Online audiences have a short attention span and get bored easily, especially when they believe they are being targeted with unnecessary advertising. Thus, many people prefer following 'self-made' celebrities such as bloggers and entertainers, mainly on platforms like Vine, YouTube, Snapchat, and Instagram. Even though such vloggers and bloggers often have millions of followers, they usually come from the same background as their audience and that creates an image of them being down to earth and close to their subscribers. Thus, many prefer to see them as role models rather than the almost surreal Kim Kardashian or Taylor Swift.
In order to make the most of this, social media stars are also being widely targeted by marketers. Felix Kjellberg, a Swedish-born YouTuber, also known by his handle PewDiePie, tops the list of the most subscribed YouTube channels, recently hitting the 45 million subscriber mark. From an ordinary Swedish guy that made gaming videos out of boredom, he has built a personal brand that is worth millions.
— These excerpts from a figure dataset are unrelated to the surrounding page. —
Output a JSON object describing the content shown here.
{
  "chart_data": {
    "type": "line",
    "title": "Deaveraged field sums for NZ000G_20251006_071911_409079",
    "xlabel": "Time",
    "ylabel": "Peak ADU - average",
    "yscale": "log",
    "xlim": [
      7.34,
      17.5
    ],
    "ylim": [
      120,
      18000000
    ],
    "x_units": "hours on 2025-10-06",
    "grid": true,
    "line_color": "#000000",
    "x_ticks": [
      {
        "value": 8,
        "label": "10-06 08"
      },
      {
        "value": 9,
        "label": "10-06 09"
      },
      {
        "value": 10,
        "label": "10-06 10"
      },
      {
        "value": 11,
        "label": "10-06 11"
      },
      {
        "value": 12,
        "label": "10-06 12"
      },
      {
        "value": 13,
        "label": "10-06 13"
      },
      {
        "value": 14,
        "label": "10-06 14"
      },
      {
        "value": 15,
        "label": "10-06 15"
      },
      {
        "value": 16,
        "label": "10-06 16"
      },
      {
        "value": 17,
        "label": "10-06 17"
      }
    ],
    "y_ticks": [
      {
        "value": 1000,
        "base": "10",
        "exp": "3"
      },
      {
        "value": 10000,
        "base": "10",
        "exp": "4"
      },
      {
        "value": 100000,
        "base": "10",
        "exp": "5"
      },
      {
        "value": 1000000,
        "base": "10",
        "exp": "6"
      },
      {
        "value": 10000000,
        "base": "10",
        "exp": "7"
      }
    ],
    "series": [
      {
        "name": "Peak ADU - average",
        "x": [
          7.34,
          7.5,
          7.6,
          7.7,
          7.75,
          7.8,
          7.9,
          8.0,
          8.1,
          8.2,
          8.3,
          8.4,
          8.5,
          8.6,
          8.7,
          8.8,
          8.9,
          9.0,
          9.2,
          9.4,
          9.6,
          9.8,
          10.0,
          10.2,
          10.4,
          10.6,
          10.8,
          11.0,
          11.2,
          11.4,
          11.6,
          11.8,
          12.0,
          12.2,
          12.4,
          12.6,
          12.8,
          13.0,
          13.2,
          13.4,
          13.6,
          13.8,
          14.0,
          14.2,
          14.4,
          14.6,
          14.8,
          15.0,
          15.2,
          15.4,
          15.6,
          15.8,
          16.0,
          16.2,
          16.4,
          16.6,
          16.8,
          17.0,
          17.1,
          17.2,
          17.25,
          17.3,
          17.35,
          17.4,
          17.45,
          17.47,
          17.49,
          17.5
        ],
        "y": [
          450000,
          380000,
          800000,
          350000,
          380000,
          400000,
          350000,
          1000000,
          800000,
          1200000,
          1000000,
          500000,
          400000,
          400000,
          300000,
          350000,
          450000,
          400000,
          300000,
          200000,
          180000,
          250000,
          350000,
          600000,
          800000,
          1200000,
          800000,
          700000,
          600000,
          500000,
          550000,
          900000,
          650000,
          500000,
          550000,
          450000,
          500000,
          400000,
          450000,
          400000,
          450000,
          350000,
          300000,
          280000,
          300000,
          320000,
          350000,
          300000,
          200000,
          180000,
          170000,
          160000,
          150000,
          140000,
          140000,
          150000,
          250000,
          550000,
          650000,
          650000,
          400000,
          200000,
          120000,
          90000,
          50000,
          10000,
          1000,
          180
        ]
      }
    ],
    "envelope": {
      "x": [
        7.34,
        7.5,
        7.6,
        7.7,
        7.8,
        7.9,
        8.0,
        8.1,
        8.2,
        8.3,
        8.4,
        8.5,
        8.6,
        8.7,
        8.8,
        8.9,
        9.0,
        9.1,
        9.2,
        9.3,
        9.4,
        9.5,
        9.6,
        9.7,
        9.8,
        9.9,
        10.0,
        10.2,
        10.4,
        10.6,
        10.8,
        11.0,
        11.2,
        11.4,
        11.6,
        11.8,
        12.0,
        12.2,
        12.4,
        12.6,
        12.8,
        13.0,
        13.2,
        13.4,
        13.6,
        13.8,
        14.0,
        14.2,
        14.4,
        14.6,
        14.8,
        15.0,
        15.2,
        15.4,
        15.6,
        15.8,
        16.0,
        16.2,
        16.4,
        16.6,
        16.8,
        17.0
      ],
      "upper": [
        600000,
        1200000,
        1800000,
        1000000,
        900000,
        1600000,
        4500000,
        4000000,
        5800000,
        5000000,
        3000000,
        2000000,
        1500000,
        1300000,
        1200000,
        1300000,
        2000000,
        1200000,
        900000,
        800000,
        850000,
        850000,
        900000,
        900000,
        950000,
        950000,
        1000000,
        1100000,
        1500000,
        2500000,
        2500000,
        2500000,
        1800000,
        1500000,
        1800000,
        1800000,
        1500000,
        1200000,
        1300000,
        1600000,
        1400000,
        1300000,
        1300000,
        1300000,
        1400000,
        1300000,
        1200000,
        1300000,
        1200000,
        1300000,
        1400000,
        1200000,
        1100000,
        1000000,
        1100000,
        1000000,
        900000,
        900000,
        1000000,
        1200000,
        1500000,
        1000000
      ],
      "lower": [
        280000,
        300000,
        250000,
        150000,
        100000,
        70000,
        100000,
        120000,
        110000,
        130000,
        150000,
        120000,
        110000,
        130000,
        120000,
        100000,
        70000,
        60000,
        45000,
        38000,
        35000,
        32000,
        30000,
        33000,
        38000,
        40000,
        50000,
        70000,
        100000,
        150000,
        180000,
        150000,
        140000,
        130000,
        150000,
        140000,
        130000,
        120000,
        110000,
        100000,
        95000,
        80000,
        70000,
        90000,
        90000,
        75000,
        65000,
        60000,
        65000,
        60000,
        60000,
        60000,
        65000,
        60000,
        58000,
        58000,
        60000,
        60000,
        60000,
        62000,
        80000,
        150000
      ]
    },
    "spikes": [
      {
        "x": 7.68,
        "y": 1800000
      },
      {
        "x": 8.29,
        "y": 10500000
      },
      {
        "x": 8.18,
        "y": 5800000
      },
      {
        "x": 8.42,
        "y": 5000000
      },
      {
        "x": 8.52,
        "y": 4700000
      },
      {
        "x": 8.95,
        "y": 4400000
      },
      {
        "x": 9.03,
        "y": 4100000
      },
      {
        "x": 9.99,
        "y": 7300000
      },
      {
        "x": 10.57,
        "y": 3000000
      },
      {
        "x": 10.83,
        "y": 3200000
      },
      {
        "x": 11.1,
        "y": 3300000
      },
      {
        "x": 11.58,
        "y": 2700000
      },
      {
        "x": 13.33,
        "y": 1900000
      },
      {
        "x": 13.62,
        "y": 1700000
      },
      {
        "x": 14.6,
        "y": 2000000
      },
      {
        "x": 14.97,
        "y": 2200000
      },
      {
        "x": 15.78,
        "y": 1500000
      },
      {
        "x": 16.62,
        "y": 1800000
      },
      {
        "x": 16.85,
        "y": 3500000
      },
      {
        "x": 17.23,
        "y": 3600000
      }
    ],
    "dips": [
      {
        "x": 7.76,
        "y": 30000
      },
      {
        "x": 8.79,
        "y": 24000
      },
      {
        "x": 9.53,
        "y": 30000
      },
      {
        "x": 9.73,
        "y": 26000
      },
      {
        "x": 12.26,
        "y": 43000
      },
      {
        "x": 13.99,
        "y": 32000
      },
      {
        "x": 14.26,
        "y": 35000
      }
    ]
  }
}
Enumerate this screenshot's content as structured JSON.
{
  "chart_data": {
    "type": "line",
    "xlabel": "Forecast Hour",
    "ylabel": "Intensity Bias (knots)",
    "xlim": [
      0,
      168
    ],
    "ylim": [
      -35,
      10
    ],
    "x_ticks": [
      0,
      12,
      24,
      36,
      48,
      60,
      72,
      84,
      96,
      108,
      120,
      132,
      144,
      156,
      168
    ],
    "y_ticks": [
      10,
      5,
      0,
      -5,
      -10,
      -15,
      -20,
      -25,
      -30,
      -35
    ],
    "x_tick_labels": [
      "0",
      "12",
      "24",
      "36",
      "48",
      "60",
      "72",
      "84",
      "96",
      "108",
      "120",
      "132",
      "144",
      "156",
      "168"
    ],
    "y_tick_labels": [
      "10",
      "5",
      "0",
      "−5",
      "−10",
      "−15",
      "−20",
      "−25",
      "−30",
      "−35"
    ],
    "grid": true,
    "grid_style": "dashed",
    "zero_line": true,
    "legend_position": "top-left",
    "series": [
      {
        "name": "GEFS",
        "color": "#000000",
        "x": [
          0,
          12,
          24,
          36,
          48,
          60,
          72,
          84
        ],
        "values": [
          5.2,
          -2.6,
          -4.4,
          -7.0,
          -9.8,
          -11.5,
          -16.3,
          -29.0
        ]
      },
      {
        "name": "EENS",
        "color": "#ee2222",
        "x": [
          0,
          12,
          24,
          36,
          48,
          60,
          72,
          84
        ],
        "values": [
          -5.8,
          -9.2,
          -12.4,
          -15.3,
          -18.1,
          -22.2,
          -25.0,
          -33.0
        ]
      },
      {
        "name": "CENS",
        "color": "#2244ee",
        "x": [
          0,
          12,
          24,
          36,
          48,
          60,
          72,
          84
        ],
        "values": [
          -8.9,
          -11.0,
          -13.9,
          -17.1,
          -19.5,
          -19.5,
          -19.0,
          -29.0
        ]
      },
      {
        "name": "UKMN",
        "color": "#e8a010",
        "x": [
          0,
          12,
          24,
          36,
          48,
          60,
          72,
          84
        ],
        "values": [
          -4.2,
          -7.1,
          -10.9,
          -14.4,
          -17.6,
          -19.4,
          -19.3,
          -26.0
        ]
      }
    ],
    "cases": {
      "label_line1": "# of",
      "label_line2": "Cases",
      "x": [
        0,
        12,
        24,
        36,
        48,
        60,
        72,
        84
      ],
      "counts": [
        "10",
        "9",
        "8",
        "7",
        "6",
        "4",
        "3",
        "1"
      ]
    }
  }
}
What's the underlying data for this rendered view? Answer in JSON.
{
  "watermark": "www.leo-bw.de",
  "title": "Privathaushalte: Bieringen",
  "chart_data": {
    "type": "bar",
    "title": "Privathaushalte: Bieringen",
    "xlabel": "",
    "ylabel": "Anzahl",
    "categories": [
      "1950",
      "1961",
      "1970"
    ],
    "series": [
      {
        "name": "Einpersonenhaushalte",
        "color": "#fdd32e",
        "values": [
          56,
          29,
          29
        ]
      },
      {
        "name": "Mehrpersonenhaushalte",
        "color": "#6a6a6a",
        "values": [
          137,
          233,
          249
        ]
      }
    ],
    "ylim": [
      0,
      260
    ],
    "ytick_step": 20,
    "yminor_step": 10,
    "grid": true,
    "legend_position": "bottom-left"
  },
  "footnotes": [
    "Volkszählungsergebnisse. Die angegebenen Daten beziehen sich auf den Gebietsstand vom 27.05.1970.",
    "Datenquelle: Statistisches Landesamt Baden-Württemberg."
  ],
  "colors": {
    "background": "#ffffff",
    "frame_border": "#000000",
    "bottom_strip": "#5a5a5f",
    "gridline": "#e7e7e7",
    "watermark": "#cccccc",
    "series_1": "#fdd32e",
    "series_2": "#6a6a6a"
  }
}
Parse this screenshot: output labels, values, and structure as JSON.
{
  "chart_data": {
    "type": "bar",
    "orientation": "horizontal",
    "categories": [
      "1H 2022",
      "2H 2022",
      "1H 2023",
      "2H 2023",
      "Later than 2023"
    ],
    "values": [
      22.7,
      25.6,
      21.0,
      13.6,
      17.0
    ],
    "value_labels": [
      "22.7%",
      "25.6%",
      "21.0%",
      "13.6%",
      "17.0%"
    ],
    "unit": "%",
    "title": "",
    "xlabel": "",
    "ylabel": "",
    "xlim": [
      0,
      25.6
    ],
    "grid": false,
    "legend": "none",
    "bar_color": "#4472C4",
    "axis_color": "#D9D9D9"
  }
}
PewDiePie got famous for making video gaming commentary and vlog style videos, using entertaining language and jokes. According to the Wall Street Journal, this kind of edgy content brings PewDiePie $4 million a year in ad revenue alone. For instance, in 2014, Producer Legendary Pictures and distributor Universal Pictures asked Felix and his girlfriend to make a series of videos as a part of the promotion campaign for horror movie ‘As Above So Below’. Due to a strong choice of celebrity, the campaign reached 20 million viewers and brought another 9.7 million views for the official movie trailer.
Sometimes, when marketers struggle to reach their audience, they overcomplicate the situation by spending too much time on analysis and by trying to merge traditional branding methods with social media strategies. By taking this approach, companies risk losing considerable amounts of money through poor campaigns, but, more importantly, company leadership is unlikely to support further work in the area. Digital branding can be relatively simple if marketers take the time to understand their brand appeal and audience, but by attempting to adopt old approaches in this new medium, they run the risk of misunderstanding both.